Similar kinds of gestures emerge in Marti's woven works as well, although by slightly different means. Despite their titles, these quasi-painterly quasi-sculptural bindings are not representations of people; they are instead markers of process ruptured briefly by gestures in their making. These are Marti's own gestures of frustration and passion as he tightens the weave and rips the cord into place, a response both to his memory of the subjects as he binds his materials together and the painstaking process of binding itself. Weaves buckle and cords fray partially in their rubbing, slightly stripping the sheathed surface of the ropes to reveal a glint of something underneath. Many of these ropes have already been distressed before their tethering, dragged behind a car across the ground, over concrete, grazing dirt, so as to soil the ropes' appearances, to test their limits and impart small incisions through their facades. What is inside - inside the cords, inside the binding process, beneath a binding's surface - leaches out in irrepressible ways, hinting at something more. Something that emerges in the meeting between Marti's making and his subjects made present through memory: a glint through the weaves that catches the light and the eye; a fraying that frazzles the cords' crispy clean plastic; a tension that cannot be captured and yet somehow is released.

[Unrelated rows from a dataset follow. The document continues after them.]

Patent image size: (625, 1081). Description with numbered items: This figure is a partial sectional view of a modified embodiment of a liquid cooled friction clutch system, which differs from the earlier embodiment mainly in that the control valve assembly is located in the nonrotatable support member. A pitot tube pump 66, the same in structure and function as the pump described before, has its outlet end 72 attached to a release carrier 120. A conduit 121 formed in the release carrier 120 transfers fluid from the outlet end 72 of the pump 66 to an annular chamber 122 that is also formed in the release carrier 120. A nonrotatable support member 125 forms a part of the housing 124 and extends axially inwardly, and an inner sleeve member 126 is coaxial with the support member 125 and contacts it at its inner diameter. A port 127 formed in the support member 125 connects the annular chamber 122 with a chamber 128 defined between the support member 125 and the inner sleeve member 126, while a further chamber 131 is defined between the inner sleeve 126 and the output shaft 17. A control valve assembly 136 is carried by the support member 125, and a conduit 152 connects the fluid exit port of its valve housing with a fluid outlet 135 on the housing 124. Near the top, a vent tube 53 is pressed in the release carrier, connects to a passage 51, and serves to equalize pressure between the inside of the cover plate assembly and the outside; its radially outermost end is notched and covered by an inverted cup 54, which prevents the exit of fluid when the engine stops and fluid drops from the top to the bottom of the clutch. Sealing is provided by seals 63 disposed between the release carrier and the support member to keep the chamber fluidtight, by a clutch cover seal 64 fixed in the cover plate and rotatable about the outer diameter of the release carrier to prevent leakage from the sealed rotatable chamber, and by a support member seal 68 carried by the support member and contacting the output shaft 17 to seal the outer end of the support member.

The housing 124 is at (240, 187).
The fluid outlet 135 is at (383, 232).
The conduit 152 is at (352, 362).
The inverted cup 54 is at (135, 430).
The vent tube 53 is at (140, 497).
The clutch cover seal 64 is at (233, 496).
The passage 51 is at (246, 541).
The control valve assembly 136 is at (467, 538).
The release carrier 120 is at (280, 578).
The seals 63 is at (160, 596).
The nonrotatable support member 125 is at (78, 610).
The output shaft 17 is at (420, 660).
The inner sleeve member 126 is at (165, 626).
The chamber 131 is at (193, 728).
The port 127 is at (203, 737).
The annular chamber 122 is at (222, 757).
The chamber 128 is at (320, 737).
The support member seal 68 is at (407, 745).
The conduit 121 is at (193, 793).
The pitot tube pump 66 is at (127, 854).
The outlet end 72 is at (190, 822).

A moment of time, a gestural flick, a brief rupture in perception: these are the keys to the contemporary portrait, a genre that is neither figurative nor abstract, that seeks neither to capture nor contain its subject, and so is not really a portrait in any traditional sense. What these momentary ruptures reveal is not a public or a private self: that dualism has largely disappeared in our world of casual cruising, of the webcam, the blogspot and perpetually being on show. What they hint at is a more contemporary realm of the self that we may not even know exists, yet which is released and revealed through tics, gestures and uncontrollable responses. These are portraits of the gestural unconscious, of one's habits and movements that persist in our daily relations and in the memory of other bodies, other names, other entities. The gesture exists but cannot really be understood. It can be made apparent, yet resists quantification and rationalisation as something that can be known. It pricks the facades of the spectacle. It is a sense of the subject that lurks below the conscious, intimate and lingering.